Hasan Karakaya ile 80’li yıllarda tanıştık. Türkiye gazetesinde Teknik Müdürlük’ten ayrılıp ‘gazeteci çırağı’ olarak başladığım Yazı İşleri’nde beş yıl yan yana çalıştık. Kendi ifadesiyle benim “ustam”dır...
O adeta gazetenin gözbebeğiydi.
Gündem toplantılarını merhum Enver Ağabey’in odasında yapardık ve sayfa başlıklara göre değil, başlıklar; Hasan Abi’nin önceden tükenmez kalemle çizdiği şablona göre ayarlanırdı.
1993’te, yayın hayatına başlamak üzere olan Vakit Gazetesi’ne gitmek istediğinde kimse ayrılmasını istemedi.
Hatta Enver Ağabey’in, “Hasancığım, umarım her şey gönlünüzce olur. Ama en küçük aksilik durumunda geri gelmen şartıyla izin veriyorum” dediğini her vesileyle anlatırdı.
2013’te vefatından sonra yazdığı yazıda da “Türkiye gazetesinde tam 9 yıl beraber çalıştık... Bir gün olsun kalbimi kırmadı” demişti.
Onun için hakla açılma ‘Vakit’iydi...
Hasan Abi, Vakit’te mutfaktaki etkinliğinin yanı sıra köşe yazılarına da başladı.

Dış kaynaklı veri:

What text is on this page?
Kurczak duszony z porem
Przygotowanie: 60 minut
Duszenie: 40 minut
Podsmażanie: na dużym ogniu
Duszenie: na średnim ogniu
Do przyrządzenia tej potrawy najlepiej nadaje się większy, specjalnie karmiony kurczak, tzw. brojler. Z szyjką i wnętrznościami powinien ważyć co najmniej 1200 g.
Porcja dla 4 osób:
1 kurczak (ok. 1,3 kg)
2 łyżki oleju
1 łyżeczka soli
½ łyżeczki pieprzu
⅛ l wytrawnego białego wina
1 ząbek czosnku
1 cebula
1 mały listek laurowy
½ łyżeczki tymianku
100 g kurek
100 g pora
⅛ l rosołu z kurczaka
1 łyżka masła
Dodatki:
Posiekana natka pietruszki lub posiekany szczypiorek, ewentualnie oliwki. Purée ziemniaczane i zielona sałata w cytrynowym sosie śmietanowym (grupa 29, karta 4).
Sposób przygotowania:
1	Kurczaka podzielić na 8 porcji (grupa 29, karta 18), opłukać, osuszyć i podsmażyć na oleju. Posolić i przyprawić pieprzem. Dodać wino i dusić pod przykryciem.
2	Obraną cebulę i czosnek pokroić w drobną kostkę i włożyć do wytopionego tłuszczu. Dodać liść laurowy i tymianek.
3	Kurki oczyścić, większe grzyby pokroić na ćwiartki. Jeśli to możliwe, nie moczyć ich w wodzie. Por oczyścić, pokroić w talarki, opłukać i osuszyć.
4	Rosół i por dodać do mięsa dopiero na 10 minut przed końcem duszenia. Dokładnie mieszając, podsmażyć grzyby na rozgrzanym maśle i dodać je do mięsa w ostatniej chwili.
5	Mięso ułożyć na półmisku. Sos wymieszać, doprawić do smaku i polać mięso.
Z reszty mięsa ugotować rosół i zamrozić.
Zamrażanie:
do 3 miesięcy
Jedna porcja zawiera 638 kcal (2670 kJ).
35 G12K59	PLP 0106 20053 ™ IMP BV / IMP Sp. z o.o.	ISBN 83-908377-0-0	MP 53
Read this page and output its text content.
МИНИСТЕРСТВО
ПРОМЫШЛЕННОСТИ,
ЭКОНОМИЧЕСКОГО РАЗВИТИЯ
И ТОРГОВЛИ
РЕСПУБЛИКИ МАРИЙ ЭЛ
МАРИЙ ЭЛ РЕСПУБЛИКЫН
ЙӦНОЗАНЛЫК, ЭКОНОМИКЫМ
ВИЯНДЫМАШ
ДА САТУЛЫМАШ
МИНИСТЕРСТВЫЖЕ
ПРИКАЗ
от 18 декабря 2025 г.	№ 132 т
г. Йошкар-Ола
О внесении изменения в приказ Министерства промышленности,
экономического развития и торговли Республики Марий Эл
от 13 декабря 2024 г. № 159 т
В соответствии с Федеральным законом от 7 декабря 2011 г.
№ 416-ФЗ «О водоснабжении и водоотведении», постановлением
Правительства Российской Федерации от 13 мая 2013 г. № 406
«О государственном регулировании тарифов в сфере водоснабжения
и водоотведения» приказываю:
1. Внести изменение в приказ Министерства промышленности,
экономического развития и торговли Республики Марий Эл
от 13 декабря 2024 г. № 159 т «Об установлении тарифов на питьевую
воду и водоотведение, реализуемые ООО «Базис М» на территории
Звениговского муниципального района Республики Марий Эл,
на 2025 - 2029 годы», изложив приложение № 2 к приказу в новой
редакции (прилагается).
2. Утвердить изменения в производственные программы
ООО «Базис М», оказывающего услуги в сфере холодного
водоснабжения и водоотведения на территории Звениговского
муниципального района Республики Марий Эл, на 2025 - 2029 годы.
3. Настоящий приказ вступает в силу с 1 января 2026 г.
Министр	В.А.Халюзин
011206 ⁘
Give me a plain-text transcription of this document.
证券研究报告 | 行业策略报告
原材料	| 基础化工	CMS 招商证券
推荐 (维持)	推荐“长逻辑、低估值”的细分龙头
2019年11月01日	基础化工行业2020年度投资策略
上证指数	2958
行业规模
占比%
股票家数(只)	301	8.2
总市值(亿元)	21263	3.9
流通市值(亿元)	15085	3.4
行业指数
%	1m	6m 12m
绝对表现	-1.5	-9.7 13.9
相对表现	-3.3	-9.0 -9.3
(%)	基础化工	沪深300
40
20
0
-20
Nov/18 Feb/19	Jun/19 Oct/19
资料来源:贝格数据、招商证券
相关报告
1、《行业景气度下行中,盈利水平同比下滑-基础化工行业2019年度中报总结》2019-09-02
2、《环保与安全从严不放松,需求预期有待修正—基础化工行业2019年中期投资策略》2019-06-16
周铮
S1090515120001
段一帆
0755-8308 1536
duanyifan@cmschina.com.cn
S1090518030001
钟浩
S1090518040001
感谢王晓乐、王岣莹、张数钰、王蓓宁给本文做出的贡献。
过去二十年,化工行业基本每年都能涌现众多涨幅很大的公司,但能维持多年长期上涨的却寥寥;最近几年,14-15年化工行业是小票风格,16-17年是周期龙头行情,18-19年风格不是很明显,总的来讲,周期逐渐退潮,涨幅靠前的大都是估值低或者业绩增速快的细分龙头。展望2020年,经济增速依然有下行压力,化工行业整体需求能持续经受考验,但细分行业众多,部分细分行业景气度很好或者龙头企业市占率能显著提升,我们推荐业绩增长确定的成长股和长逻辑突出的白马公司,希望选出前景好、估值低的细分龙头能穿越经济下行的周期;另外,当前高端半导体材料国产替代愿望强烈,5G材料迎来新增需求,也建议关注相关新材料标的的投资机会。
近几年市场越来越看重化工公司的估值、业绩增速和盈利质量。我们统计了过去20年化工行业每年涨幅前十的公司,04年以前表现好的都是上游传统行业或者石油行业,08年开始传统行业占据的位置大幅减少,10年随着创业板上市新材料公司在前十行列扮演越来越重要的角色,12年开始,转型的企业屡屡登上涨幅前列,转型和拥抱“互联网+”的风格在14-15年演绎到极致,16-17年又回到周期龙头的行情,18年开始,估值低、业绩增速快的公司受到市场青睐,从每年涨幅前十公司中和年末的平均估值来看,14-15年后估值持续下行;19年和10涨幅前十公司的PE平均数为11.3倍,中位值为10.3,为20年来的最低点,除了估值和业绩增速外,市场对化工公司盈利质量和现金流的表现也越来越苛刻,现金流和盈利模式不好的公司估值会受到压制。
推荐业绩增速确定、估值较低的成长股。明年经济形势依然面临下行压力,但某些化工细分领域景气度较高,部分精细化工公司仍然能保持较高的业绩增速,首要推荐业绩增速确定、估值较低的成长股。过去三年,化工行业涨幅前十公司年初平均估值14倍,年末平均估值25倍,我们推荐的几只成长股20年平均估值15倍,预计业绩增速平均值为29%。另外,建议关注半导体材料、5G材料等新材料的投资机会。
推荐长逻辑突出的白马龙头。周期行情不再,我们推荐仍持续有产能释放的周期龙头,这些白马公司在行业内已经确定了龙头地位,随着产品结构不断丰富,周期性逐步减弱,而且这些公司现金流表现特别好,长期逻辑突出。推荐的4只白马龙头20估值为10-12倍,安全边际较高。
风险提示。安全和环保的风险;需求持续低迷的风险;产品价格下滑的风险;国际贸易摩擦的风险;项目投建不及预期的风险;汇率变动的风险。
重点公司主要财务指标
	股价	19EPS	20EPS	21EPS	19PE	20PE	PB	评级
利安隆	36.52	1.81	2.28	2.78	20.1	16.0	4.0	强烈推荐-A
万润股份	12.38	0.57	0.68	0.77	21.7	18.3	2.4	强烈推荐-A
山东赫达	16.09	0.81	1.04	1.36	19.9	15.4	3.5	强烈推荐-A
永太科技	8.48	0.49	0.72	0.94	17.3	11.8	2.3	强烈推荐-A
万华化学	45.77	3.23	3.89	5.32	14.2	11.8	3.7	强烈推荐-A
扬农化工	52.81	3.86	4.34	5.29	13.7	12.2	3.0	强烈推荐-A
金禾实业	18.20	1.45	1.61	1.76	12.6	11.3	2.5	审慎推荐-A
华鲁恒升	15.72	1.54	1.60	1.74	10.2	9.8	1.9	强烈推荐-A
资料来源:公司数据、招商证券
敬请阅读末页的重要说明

12 Eylül darbesiyle başlayıp 28 Şubat darbesiyle katmerlenen zulüm ve baskılara karşı özellikle 28 Şubat döneminde demokrasi ve maneviyat düşmanlarına savaş açtı.
Elbette bu dik duruş, baskılara göğüs gererek yayın çizgisinden taviz vermeyen Mustafa Karahasanoğlu ağabeyin sayesinde gerçekleşti.
Nitekim bu yüzden paşaların boy hedefi oldular. Ama asla geri adım atmadılar.
Üslubu sertti ama bu sadece davasına olan samimiyetinin yansımasından ibaretti. Yoksa normal hayatında son derece mütevazi ve içtendi.